Médecins
Sans Frontiéres
Médecins
Sans Frontières (MSF) is an international medical organization.
It offers medical and health-care assistance to populations with poor
access to health services, or to victims of natural or man-made disasters,
without discrimination, irrespective of race, creed or political affiliation.
MSF seeks to preserve life and alleviate suffering, respecting human dignity,
through medical assistance and the protection of the physical and psychological
integrity of the population. MSF works directly contact with the civilian
population on request, through the presence of its teams in the communities.
Approximately 15,000 doctors, nurses, epidemiologists, laboratory technicians,
logistics experts and managers from around the world every year on projects
and interventions in more than 84 countries. Since its creation in 1971,
MSF has focused its attention on emergency situations, including floods,
earthquakes, famines, armed conflicts, displacements of populations, refugee
camps, epidemics and marginalized populations.

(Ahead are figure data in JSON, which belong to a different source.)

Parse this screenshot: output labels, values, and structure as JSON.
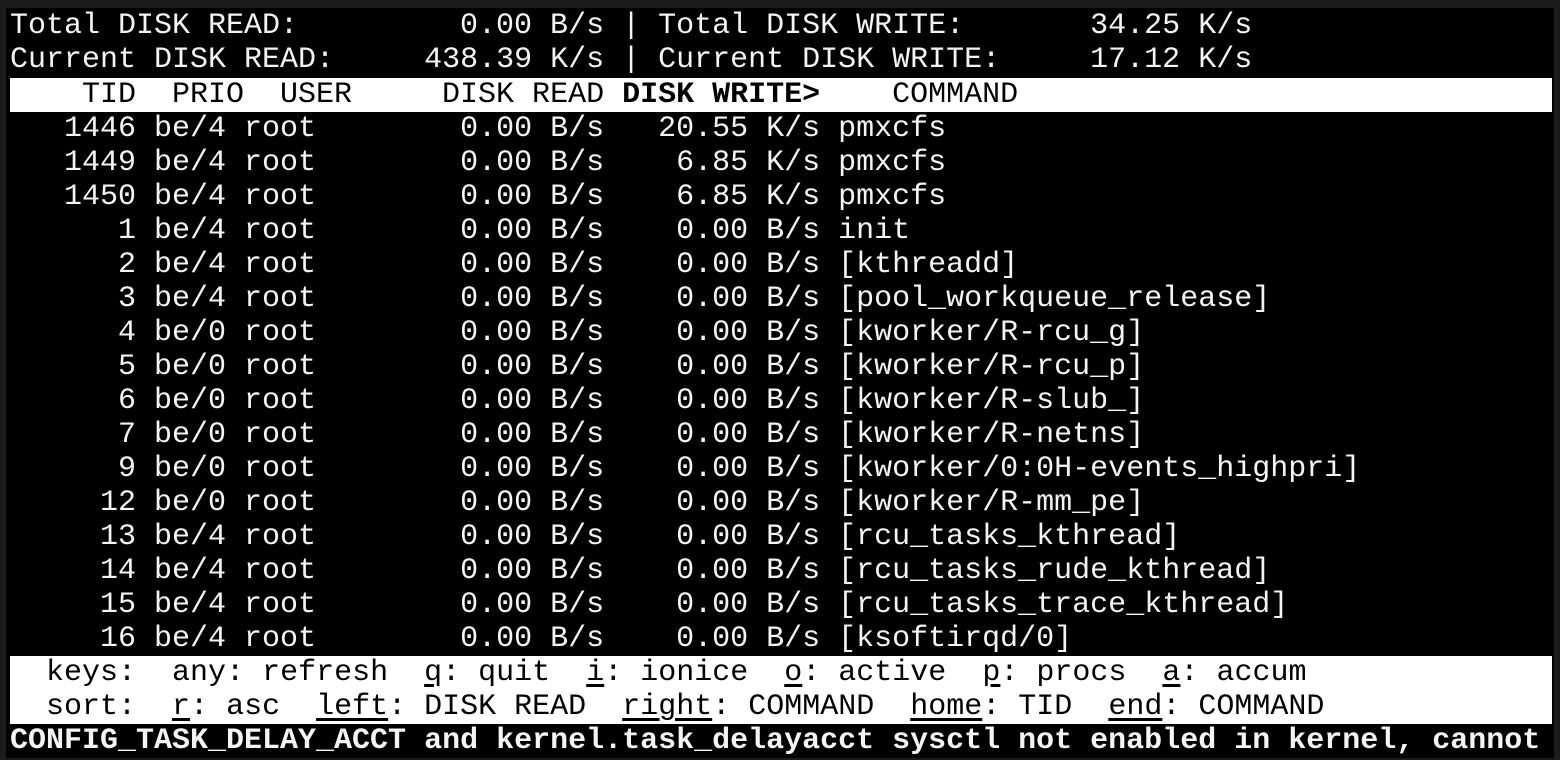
{
  "summary": {
    "total_read_label": "Total DISK READ:",
    "total_read": "0.00 B/s",
    "total_write_label": "Total DISK WRITE:",
    "total_write": "34.25 K/s",
    "current_read_label": "Current DISK READ:",
    "current_read": "438.39 K/s",
    "current_write_label": "Current DISK WRITE:",
    "current_write": "17.12 K/s",
    "separator": "|"
  },
  "header": {
    "tid": "TID",
    "prio": "PRIO",
    "user": "USER",
    "disk_read": "DISK READ",
    "disk_write": "DISK WRITE>",
    "command": "COMMAND"
  },
  "rows": [
    {
      "tid": "1446",
      "prio": "be/4",
      "user": "root",
      "read": "0.00 B/s",
      "write": "20.55 K/s",
      "command": "pmxcfs"
    },
    {
      "tid": "1449",
      "prio": "be/4",
      "user": "root",
      "read": "0.00 B/s",
      "write": "6.85 K/s",
      "command": "pmxcfs"
    },
    {
      "tid": "1450",
      "prio": "be/4",
      "user": "root",
      "read": "0.00 B/s",
      "write": "6.85 K/s",
      "command": "pmxcfs"
    },
    {
      "tid": "1",
      "prio": "be/4",
      "user": "root",
      "read": "0.00 B/s",
      "write": "0.00 B/s",
      "command": "init"
    },
    {
      "tid": "2",
      "prio": "be/4",
      "user": "root",
      "read": "0.00 B/s",
      "write": "0.00 B/s",
      "command": "[kthreadd]"
    },
    {
      "tid": "3",
      "prio": "be/4",
      "user": "root",
      "read": "0.00 B/s",
      "write": "0.00 B/s",
      "command": "[pool_workqueue_release]"
    },
    {
      "tid": "4",
      "prio": "be/0",
      "user": "root",
      "read": "0.00 B/s",
      "write": "0.00 B/s",
      "command": "[kworker/R-rcu_g]"
    },
    {
      "tid": "5",
      "prio": "be/0",
      "user": "root",
      "read": "0.00 B/s",
      "write": "0.00 B/s",
      "command": "[kworker/R-rcu_p]"
    },
    {
      "tid": "6",
      "prio": "be/0",
      "user": "root",
      "read": "0.00 B/s",
      "write": "0.00 B/s",
      "command": "[kworker/R-slub_]"
    },
    {
      "tid": "7",
      "prio": "be/0",
      "user": "root",
      "read": "0.00 B/s",
      "write": "0.00 B/s",
      "command": "[kworker/R-netns]"
    },
    {
      "tid": "9",
      "prio": "be/0",
      "user": "root",
      "read": "0.00 B/s",
      "write": "0.00 B/s",
      "command": "[kworker/0:0H-events_highpri]"
    },
    {
      "tid": "12",
      "prio": "be/0",
      "user": "root",
      "read": "0.00 B/s",
      "write": "0.00 B/s",
      "command": "[kworker/R-mm_pe]"
    },
    {
      "tid": "13",
      "prio": "be/4",
      "user": "root",
      "read": "0.00 B/s",
      "write": "0.00 B/s",
      "command": "[rcu_tasks_kthread]"
    },
    {
      "tid": "14",
      "prio": "be/4",
      "user": "root",
      "read": "0.00 B/s",
      "write": "0.00 B/s",
      "command": "[rcu_tasks_rude_kthread]"
    },
    {
      "tid": "15",
      "prio": "be/4",
      "user": "root",
      "read": "0.00 B/s",
      "write": "0.00 B/s",
      "command": "[rcu_tasks_trace_kthread]"
    },
    {
      "tid": "16",
      "prio": "be/4",
      "user": "root",
      "read": "0.00 B/s",
      "write": "0.00 B/s",
      "command": "[ksoftirqd/0]"
    }
  ],
  "keys": {
    "label": "keys:",
    "items": [
      {
        "key": "any",
        "desc": "refresh",
        "underlined": false
      },
      {
        "key": "q",
        "desc": "quit",
        "underlined": true
      },
      {
        "key": "i",
        "desc": "ionice",
        "underlined": true
      },
      {
        "key": "o",
        "desc": "active",
        "underlined": true
      },
      {
        "key": "p",
        "desc": "procs",
        "underlined": true
      },
      {
        "key": "a",
        "desc": "accum",
        "underlined": true
      }
    ]
  },
  "sort": {
    "label": "sort:",
    "items": [
      {
        "key": "r",
        "desc": "asc",
        "underlined": true
      },
      {
        "key": "left",
        "desc": "DISK READ",
        "underlined": true
      },
      {
        "key": "right",
        "desc": "COMMAND",
        "underlined": true
      },
      {
        "key": "home",
        "desc": "TID",
        "underlined": true
      },
      {
        "key": "end",
        "desc": "COMMAND",
        "underlined": true
      }
    ]
  },
  "warning": "CONFIG_TASK_DELAY_ACCT and kernel.task_delayacct sysctl not enabled in kernel, cannot",
  "colors": {
    "background": "#000000",
    "foreground": "#f4f4f4",
    "bar": "#ffffff",
    "frame": "#1c1c1c"
  }
}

About 75 per cent of MSF's financial resources come from public donations.
Over two million people around the world make regular donations to MSF,
which its independence in terms of activities and criteria. MSF is also
carrying out an extensive international campaign to put pressure on the
pharmaceutical industry for essential medicines to be improved and made
more accessible to all victims. In recognition of its humanitarian work,
Médecins Sans Frontières was awarded the 1999 Nobel Peace
Prize.
Award-Winning NGO´s
Popular
Women´s Organization of Barrancabermeja (OFP)
The OFP was founded in 1972 as the result of the work of a group of women
in the Señor de los Milagros parish church, Barrancabermeja. It
later expanded to cover the rest of the city's parishes. In 1988 it became
a women's independent, secular organization, with its own grass roots
and its own proposals, carried out in a number of Women's Homes. In 1995
the OFP started to operate on a regional scale, working in the municipalities
of San Pablo and Cantagallo (Bolivar), Yondó (Antioquia), Puerto
Wilches (Santander).OFP works today with displaced and non-displaced women
-it has 1,200 female members in the region, and displaced men, teenagers,
and young children. It covers a population of approximately 123,000 women.
OFP's programs
include the following: technical and cooperative training for women, dining
rooms for deprived people, a young people's movement, education, an information
center, health care programs (prevention programs and medical care), legal
aid, dining rooms for children, production groups, food sustainability
programs, and a women's network against war and for peace. It works for
a decent life for deprived women. In November 2000 the OFP formed a solidarity
alliance with Women's Pacific Route, which, with Flora Brovina from Kososvo,
Asma Jahingir e Hina Jilana, from Pakistan, and Veneranda Nzambazariya,
from Rwanda, among others, received this year's Millennium Peace Price
for Women awarded by UNIFEM and International Alert.